Fears over pension tax timebomb: HMRC not keeping records of how much lifetime allowance savers use
More than one million retirees could be oblivious to a looming tax bill because the Government is not keeping track of their pension pay.
HM Revenue and Customs has admitted it does not keep a record of how much of the lifetime allowance (LTA) pensioners have used up. Instead it is relying on pensioners and providers to keep count.
The allowance lets you save up pensions worth a total £1.055million with the benefit of tax relief. Once you exceed the limit, HMRC will start to claw back the tax relief.
HMRC has admitted it does not keep a record of how much of the lifetime allowance pensioners have used up.
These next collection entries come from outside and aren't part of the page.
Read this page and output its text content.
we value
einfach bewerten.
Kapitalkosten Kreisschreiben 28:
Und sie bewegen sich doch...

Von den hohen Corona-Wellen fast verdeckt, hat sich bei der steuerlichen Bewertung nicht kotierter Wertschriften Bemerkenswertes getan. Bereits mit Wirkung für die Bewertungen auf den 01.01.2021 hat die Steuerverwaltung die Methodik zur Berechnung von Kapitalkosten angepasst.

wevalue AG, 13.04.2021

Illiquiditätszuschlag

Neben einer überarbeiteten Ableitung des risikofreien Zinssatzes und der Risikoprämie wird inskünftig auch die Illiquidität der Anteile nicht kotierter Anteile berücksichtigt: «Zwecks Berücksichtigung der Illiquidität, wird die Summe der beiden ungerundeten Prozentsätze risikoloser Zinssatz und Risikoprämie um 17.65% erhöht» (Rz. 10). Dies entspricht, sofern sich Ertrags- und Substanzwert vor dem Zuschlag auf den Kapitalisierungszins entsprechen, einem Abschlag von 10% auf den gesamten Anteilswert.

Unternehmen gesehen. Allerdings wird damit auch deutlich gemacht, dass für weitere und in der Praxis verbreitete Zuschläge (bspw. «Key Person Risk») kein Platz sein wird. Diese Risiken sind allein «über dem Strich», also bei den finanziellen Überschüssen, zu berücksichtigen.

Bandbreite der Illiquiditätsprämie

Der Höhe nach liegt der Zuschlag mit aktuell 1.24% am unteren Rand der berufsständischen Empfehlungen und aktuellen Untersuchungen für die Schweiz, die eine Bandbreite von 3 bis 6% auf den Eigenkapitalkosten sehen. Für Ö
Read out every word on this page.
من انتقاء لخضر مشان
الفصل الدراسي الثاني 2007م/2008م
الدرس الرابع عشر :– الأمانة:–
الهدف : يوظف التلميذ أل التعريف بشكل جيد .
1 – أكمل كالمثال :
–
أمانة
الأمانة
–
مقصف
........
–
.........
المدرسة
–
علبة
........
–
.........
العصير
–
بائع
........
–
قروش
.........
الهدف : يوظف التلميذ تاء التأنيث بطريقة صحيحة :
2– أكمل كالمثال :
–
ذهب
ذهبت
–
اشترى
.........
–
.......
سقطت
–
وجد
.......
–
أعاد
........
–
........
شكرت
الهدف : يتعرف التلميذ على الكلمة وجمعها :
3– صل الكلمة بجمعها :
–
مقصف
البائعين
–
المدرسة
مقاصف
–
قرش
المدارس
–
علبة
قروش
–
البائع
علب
Instead it is relying on pensioners and providers to keep count
Any withdrawals over the cap will be taxed, in addition to income tax, at either 55 per cent if the excess is taken as a lump sum, or 25 per cent if it is taken as income.
Around 4,500 people faced LTA charges in the past financial year, but insurer Royal London estimates as many as 1.25 million people are on course to exceed the allowance.
Your pension provider should let you know how much of the allowance you have used as a percentage in annual statements.
Steve Webb, head of policy at insurer Royal London, says: ‘Most people would imagine that in this digital age, HMRC would keep records of all the pensions we take and would tell us if we go over the lifetime limit. But it turns out HMRC are relying on us to do that job.’
An HMRC spokesman says: ‘The majority of pensions will never result in a LTA charge.
‘Therefore there is not a requirement for members and scheme administrators to report the amount of the LTA that has been used up.’